Using large amounts of data causes two problems.
- Size limitation: By default, the heap size is 128 MB, but for current business applications, this limit is reached easily. Once the heap is “full”, no new objects can be created and the Java application will show some nasty errors.
- Performance: It is possible to increase the size of the heap, but this introduces some new problems. When a heap reaches a size of more than 4 gigabytes, Java will have serious issues with memory managements, causing your application to slow down or even freeze. Java has a feature called Garbage Collector, which periodically scans the heap and checks each object if it is still valid and being used. If not, the garbage collector removes the object and defragments the newly available space. The problem is, the larger the heap size, the more work to do for the garbage collector, resulting in performance degradation.
Imagine a large bank has a Java application that manages customers, accounts and transactions. We have seen that an IMDG allows the application to store and access all data very quickly by caching it in memory, instead of storing the data in relatively slow databases. Let’s assume the combined data has a size of 40 gigabytes. Storing it in heap is simply not possible, considering the performance penalties of Java’s memory management capabilities.
The graph below illustrates the garbage collection pause time when placing cached data in heap:
Terracotta’s BigMemory product has a method to overcome these limitations. The method is to use an off-heap memory (direct buffer). Data will not be stored in Java’s heap, but directly in the available internal memory (RAM). Since, this is not subject to Java’s garbage collector, there are no performance penalties. The differences on performance are significant, as can be seen in the graph below:
Using off-heap storage has some major benefits:
- You can use all the available memory on your machine, not just the memory that is allocated to the heap (usually less that 512 Mb). This allows you to store more data in a in-memory data grid, greatly speeding up your application.
- The heap can be relieved by storing data in native memory, speeding up Java applications as less heap space has to be garbage collected.

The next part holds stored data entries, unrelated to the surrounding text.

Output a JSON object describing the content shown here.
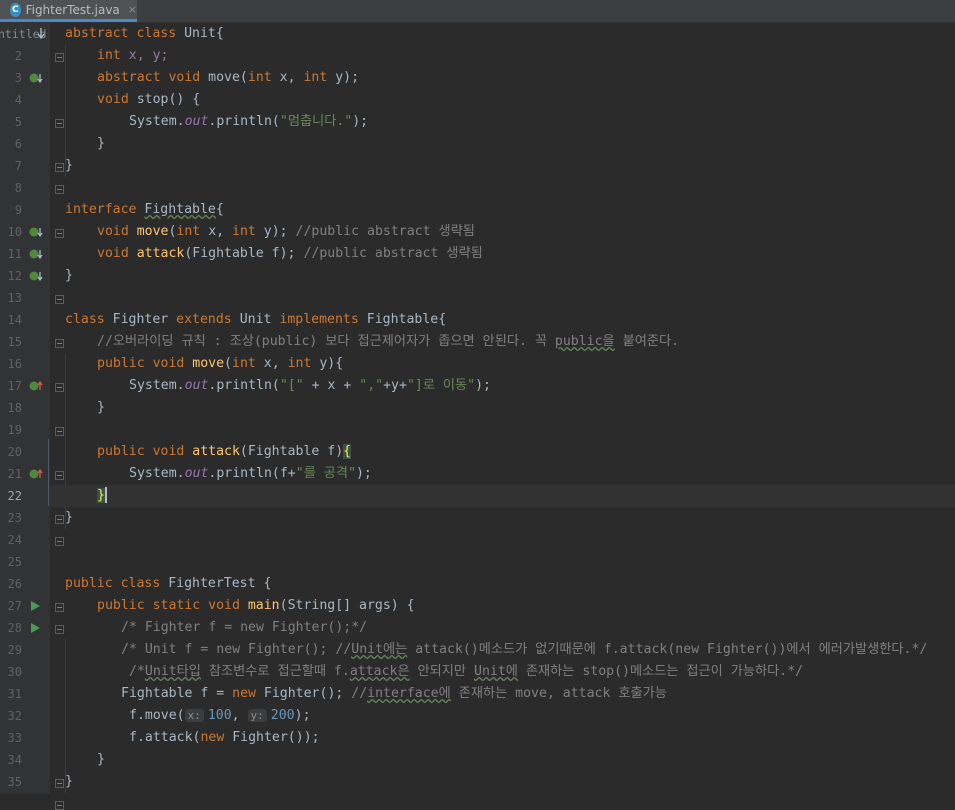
{
  "tab": {
    "title": "FighterTest.java",
    "close": "×",
    "icon_letter": "C"
  },
  "gutter": {
    "untitled_label": "ntitled"
  },
  "lines": [
    {
      "n": "1",
      "label": "ntitled"
    },
    {
      "n": "2"
    },
    {
      "n": "3"
    },
    {
      "n": "4"
    },
    {
      "n": "5"
    },
    {
      "n": "6"
    },
    {
      "n": "7"
    },
    {
      "n": "8"
    },
    {
      "n": "9"
    },
    {
      "n": "10"
    },
    {
      "n": "11"
    },
    {
      "n": "12"
    },
    {
      "n": "13"
    },
    {
      "n": "14"
    },
    {
      "n": "15"
    },
    {
      "n": "16"
    },
    {
      "n": "17"
    },
    {
      "n": "18"
    },
    {
      "n": "19"
    },
    {
      "n": "20"
    },
    {
      "n": "21"
    },
    {
      "n": "22"
    },
    {
      "n": "23"
    },
    {
      "n": "24"
    },
    {
      "n": "25"
    },
    {
      "n": "26"
    },
    {
      "n": "27"
    },
    {
      "n": "28"
    },
    {
      "n": "29"
    },
    {
      "n": "30"
    },
    {
      "n": "31"
    },
    {
      "n": "32"
    },
    {
      "n": "33"
    },
    {
      "n": "34"
    },
    {
      "n": "35"
    }
  ],
  "code": {
    "l1": {
      "kw": "abstract class ",
      "name": "Unit{"
    },
    "l2": {
      "kw": "int ",
      "rest": "x, y;"
    },
    "l3": {
      "kw1": "abstract void ",
      "fn": "move",
      "p1": "(",
      "kw2": "int ",
      "a": "x, ",
      "kw3": "int ",
      "b": "y);"
    },
    "l4": {
      "kw": "void ",
      "fn": "stop",
      "rest": "() {"
    },
    "l5": {
      "cls": "System.",
      "fld": "out",
      "call": ".println(",
      "str": "\"멈춥니다.\"",
      "end": ");"
    },
    "l6": {
      "text": "}"
    },
    "l7": {
      "text": "}"
    },
    "l9": {
      "kw": "interface ",
      "name": "Fightable",
      "rest": "{"
    },
    "l10": {
      "kw1": "void ",
      "fn": "move",
      "p": "(",
      "kw2": "int ",
      "a": "x, ",
      "kw3": "int ",
      "b": "y); ",
      "cm": "//public abstract 생략됨"
    },
    "l11": {
      "kw": "void ",
      "fn": "attack",
      "rest": "(Fightable f); ",
      "cm": "//public abstract 생략됨"
    },
    "l12": {
      "text": "}"
    },
    "l14": {
      "kw1": "class ",
      "name": "Fighter ",
      "kw2": "extends ",
      "sup": "Unit ",
      "kw3": "implements ",
      "itf": "Fightable{"
    },
    "l15": {
      "cm1": "//오버라이딩 규칙 : 조상(public) 보다 접근제어자가 좁으면 안된다. 꼭 ",
      "cm2": "public을",
      "cm3": " 붙여준다."
    },
    "l16": {
      "kw1": "public void ",
      "fn": "move",
      "p": "(",
      "kw2": "int ",
      "a": "x, ",
      "kw3": "int ",
      "b": "y){"
    },
    "l17": {
      "cls": "System.",
      "fld": "out",
      "call": ".println(",
      "s1": "\"[\"",
      "m1": " + x + ",
      "s2": "\",\"",
      "m2": "+y+",
      "s3": "\"]로 이동\"",
      "end": ");"
    },
    "l18": {
      "text": "}"
    },
    "l20": {
      "kw": "public void ",
      "fn": "attack",
      "rest": "(Fightable f)",
      "brace": "{"
    },
    "l21": {
      "cls": "System.",
      "fld": "out",
      "call": ".println(f+",
      "str": "\"를 공격\"",
      "end": ");"
    },
    "l22": {
      "brace": "}"
    },
    "l23": {
      "text": "}"
    },
    "l26": {
      "kw": "public class ",
      "name": "FighterTest {"
    },
    "l27": {
      "kw": "public static void ",
      "fn": "main",
      "rest": "(String[] args) {"
    },
    "l28": {
      "cm": "/* Fighter f = new Fighter();*/"
    },
    "l29": {
      "cm1": "/* Unit f = new Fighter(); //",
      "cm2": "Unit에는",
      "cm3": " attack()메소드가 없기때문에 f.attack(new Fighter())에서 에러가발생한다.*/"
    },
    "l30": {
      "cm1": "/*",
      "cm2": "Unit타입",
      "cm3": " 참조변수로 접근할때 f.",
      "cm4": "attack은",
      "cm5": " 안되지만 ",
      "cm6": "Unit에",
      "cm7": " 존재하는 stop()메소드는 접근이 가능하다.*/"
    },
    "l31": {
      "a": "Fightable f = ",
      "kw": "new ",
      "b": "Fighter(); ",
      "cm1": "//",
      "cm2": "interface에",
      "cm3": " 존재하는 move, attack 호출가능"
    },
    "l32": {
      "a": "f.move(",
      "h1": "x:",
      "n1": "100",
      ",": ", ",
      "h2": "y:",
      "n2": "200",
      "end": ");"
    },
    "l33": {
      "a": "f.attack(",
      "kw": "new ",
      "b": "Fighter());"
    },
    "l34": {
      "text": "}"
    },
    "l35": {
      "text": "}"
    }
  },
  "colors": {
    "keyword": "#cc7832",
    "function": "#ffc66d",
    "string": "#6a8759",
    "number": "#6897bb",
    "comment": "#808080",
    "background": "#2b2b2b"
  }
}
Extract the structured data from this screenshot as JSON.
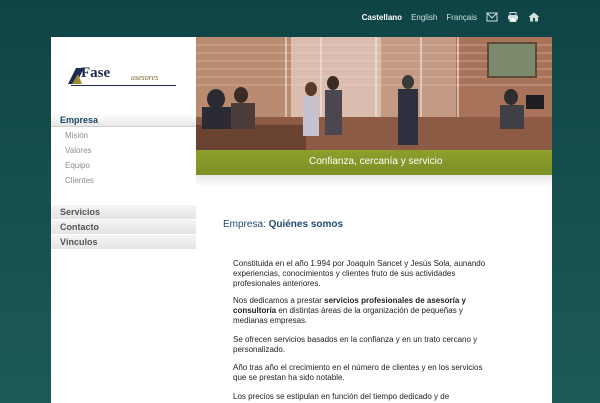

Clustering, fail over and high availability
So far, we have seen IMDG features that are applicable to a single server. However, the real power of IMDG lies in it’s networking and clustering capabilities, providing features as data replication, data synchronization between clients, fail over and high availability. To achieve this, a cluster of servers (or server array) acts a backbone of the infrastructure. Applications (that still can have their own IMDG or off-heap cache) that are connected to the cluster can share, replicate and backup their data with either the cluster or other applications.
The graph below depicts a typical setup using Terracotta's BigMemory:
The caches on the application servers are usually referred to as “level 1” cache, while the data cache on the server array is referred to as “level 2” cache. There are many different scenarios possible for storing, clustering, synchronizing and replicating data. Covering all these topics goes far beyond the scope of this article. For more information, consult the technical documentation of the product of your choice.
Big Data brings us some new challenges. First of all, storing and accessing vast amounts of data makes us rethink traditional methods and technologies. Next, there’s the question what to do with all the available data. The potential value for marketing, financial and other businesses is huge.
In order to facilitate Big Data, in-memory data grids are considered the best option. IMDGs with off-heap storage are even more powerful, allowing data centric enterprise application to overcome certain limits of the Java platform, such as memory and performance constraints.
As the amount of data that (large) companies produce and store, grows exponentially, databases will hit a limit. Accessing your data without a performance penalty simply will not be possible. The answer to this is using an IMDG.